Ce film se déroule au cœur d’une petite ville de pêcheurs du Maine, dans un milieu aisé. Todd Field en dresse un portrait chaleureux : personnages plutôt âgés (ils sont parents de grands enfants, voire grands-parents), bien installés dans la vie, à l’abri de tout souci matériel, profitant tranquillement de la vie, partagés entre leurs occupations professionnelles, leurs amis et leurs loisirs. Cette description occupe, avec la mise en place de la tragédie, le premier tiers du film. Les deux tiers suivants s’attachent aux répercussions du drame sur ce milieu protégé.
Le réalisateur adopte un style qui vise à restituer l’atmosphère si particulière de ce cercle fermé qui se connaît si bien et depuis si longtemps. Sa caméra, toute en retenue, filme les personnages comme à distance, respecte leur pudeur, alterne les scènes où ils sont présents et de fréquents plans de la ville, des habitations, du port, comme pour relier les personnages au décor dans lequel ils vivent et qui les explique.

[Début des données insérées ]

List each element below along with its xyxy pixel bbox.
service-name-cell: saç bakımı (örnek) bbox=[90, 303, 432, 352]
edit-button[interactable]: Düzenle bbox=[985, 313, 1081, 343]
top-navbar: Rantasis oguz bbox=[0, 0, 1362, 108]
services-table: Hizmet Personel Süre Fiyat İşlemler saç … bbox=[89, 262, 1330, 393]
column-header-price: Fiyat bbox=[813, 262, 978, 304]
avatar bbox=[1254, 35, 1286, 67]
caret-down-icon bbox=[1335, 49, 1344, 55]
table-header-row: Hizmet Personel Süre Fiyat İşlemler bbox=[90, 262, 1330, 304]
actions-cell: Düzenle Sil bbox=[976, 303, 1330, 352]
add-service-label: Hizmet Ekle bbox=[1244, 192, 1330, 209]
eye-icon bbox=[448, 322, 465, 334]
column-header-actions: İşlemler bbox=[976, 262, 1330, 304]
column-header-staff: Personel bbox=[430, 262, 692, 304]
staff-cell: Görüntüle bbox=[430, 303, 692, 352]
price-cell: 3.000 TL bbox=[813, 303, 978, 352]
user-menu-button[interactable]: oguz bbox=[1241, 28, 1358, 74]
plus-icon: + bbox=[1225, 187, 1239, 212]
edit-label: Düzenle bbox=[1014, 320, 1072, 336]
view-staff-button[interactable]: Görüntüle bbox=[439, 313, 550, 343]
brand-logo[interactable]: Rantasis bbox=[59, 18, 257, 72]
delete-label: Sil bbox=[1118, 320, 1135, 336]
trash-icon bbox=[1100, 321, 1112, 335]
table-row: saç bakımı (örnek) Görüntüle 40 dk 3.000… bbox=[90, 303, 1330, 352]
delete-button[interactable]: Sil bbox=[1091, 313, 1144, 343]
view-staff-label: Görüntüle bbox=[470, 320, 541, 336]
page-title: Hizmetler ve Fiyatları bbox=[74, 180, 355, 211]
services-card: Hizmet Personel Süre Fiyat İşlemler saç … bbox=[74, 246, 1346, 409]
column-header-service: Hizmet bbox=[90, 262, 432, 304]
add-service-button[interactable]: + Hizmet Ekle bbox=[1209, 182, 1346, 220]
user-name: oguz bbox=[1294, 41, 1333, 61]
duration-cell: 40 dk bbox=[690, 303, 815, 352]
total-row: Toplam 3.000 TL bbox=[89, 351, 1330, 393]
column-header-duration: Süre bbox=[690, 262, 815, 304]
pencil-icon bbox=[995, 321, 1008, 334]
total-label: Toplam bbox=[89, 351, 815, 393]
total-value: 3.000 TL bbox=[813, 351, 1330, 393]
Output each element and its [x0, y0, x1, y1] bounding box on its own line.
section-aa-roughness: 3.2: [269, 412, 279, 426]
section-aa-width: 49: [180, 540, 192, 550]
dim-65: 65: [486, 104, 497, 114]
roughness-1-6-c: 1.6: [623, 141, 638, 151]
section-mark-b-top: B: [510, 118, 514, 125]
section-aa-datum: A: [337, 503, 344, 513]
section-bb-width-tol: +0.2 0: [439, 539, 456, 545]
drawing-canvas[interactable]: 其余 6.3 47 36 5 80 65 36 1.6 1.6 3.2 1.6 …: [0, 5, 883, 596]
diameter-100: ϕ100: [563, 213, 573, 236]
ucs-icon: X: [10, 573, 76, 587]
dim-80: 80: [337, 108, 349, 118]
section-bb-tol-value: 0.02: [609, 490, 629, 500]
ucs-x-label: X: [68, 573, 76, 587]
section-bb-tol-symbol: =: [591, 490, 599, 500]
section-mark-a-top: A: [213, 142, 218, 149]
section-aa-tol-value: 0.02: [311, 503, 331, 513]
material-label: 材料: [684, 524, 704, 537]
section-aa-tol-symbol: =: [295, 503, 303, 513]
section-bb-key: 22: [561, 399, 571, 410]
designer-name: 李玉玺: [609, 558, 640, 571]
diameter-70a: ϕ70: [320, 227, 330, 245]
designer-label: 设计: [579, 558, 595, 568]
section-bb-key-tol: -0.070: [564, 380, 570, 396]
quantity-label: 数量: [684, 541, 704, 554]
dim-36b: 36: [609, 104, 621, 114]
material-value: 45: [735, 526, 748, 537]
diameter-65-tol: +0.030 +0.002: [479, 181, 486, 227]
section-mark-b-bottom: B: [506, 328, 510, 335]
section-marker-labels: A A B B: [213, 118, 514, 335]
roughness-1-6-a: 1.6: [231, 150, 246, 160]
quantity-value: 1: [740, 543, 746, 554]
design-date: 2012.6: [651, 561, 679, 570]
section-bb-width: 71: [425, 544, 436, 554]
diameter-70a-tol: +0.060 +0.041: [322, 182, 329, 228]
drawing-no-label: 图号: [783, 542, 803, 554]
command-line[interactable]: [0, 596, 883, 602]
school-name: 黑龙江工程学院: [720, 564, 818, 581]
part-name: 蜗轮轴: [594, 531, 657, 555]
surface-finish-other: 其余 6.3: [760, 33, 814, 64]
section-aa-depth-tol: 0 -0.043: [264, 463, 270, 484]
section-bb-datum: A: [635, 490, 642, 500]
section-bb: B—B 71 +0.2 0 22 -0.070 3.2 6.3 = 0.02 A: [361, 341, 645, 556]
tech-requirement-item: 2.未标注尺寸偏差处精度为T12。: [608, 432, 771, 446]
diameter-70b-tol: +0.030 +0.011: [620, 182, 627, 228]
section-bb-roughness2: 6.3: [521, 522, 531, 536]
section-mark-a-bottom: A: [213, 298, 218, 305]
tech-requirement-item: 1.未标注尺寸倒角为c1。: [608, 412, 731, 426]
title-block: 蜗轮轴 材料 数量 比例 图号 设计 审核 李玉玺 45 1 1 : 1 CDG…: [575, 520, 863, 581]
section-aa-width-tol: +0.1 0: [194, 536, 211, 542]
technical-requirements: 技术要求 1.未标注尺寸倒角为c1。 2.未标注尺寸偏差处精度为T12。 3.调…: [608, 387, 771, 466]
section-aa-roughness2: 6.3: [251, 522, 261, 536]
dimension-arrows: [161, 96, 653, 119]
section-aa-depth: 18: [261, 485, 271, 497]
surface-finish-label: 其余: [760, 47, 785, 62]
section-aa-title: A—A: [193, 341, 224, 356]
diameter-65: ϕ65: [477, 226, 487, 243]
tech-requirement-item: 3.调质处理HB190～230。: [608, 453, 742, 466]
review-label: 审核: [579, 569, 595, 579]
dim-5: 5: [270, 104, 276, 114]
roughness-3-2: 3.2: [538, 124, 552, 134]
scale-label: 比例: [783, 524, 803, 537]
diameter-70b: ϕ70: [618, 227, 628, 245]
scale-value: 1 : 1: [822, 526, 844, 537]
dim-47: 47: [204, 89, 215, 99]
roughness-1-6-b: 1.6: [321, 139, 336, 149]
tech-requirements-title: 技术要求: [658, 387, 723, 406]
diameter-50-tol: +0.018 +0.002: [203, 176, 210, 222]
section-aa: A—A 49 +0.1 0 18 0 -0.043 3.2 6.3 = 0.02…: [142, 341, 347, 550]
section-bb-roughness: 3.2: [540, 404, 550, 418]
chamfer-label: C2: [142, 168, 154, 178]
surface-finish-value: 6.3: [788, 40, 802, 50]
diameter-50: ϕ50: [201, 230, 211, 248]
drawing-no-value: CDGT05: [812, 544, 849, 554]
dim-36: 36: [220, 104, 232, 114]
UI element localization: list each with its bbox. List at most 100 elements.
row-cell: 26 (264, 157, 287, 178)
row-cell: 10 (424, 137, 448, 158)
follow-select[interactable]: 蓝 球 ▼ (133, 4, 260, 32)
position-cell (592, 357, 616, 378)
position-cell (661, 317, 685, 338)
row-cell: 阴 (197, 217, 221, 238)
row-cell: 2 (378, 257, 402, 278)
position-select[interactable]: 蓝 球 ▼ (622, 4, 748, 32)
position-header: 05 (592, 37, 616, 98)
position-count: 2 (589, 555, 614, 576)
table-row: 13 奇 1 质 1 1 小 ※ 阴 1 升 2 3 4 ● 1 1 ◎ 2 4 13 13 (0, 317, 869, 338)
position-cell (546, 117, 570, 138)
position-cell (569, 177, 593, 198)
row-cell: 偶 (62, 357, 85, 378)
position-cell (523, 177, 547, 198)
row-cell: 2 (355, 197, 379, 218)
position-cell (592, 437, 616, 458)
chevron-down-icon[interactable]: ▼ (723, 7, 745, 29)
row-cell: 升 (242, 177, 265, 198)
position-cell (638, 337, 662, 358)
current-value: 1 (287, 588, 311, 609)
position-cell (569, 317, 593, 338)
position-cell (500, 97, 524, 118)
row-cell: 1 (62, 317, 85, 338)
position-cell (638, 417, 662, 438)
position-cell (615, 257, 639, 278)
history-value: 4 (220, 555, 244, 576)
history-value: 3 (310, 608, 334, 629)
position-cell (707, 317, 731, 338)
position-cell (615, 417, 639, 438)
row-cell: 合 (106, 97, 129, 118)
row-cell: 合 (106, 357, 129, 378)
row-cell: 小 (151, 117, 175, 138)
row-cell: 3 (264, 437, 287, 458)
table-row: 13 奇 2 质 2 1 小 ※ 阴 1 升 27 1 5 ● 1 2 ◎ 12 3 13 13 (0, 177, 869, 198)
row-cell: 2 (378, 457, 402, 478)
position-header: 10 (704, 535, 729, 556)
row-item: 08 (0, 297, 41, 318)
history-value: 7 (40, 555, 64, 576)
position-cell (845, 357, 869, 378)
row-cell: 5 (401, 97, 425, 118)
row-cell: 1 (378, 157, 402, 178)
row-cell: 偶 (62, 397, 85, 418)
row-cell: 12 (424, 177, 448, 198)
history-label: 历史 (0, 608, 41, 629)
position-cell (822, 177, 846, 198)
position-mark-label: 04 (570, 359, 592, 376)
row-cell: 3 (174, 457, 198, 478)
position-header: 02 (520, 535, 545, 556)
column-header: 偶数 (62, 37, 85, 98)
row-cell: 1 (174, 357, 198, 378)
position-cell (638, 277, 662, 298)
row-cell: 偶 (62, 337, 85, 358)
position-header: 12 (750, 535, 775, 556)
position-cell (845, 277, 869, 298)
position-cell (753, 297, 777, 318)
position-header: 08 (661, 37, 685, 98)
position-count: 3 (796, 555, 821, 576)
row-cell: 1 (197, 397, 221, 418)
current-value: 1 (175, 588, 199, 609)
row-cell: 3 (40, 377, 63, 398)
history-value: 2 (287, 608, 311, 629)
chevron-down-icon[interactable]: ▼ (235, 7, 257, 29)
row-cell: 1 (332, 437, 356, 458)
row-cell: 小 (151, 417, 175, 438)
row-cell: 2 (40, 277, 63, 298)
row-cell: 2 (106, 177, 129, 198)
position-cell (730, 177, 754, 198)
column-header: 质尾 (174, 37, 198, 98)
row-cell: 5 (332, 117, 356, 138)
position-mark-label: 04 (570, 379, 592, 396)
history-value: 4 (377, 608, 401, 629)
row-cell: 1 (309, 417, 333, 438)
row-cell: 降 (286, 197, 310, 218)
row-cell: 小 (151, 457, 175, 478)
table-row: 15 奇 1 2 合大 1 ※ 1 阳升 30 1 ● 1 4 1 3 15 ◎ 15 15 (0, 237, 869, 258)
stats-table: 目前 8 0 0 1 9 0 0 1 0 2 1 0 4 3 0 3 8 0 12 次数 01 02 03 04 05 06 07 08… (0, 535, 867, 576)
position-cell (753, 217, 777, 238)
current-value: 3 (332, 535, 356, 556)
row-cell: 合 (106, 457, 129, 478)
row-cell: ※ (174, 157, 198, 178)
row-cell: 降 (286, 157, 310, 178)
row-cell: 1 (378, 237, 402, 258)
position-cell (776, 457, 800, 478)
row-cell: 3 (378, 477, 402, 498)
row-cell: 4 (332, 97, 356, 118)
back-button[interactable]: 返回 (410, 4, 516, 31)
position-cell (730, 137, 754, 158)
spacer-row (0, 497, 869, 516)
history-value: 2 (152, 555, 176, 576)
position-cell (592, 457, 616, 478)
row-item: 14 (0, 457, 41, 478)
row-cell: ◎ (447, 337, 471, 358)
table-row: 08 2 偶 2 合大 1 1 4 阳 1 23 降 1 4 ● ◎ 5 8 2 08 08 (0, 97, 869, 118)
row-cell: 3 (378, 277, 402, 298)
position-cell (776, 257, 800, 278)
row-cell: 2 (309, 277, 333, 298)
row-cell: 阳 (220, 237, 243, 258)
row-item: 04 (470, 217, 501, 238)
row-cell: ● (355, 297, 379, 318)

Les silences s’installent entre les habitants, les dialogues tournent court, les gestes et les attitudes restent toujours mesurés.
Le film tout entier est en demi-teinte pour mieux exprimer un mal-être intériorisé. Les couleurs vives et chaleureuses du temps du bonheur (début du film) se transforment en couleurs pastel - gris, beiges, verts – après la tragédie. Les acteurs sont à l’unisson, tout en pudeur frémissant.
Un film grave, lent – trop lent, penseront certains – qui s’étale comme le malheur et semble se figer sous la chape de plomb du sentiment de culpabilité des personnages, avant de s’écouler enfin lorsque leur sens de la justice est satisfait.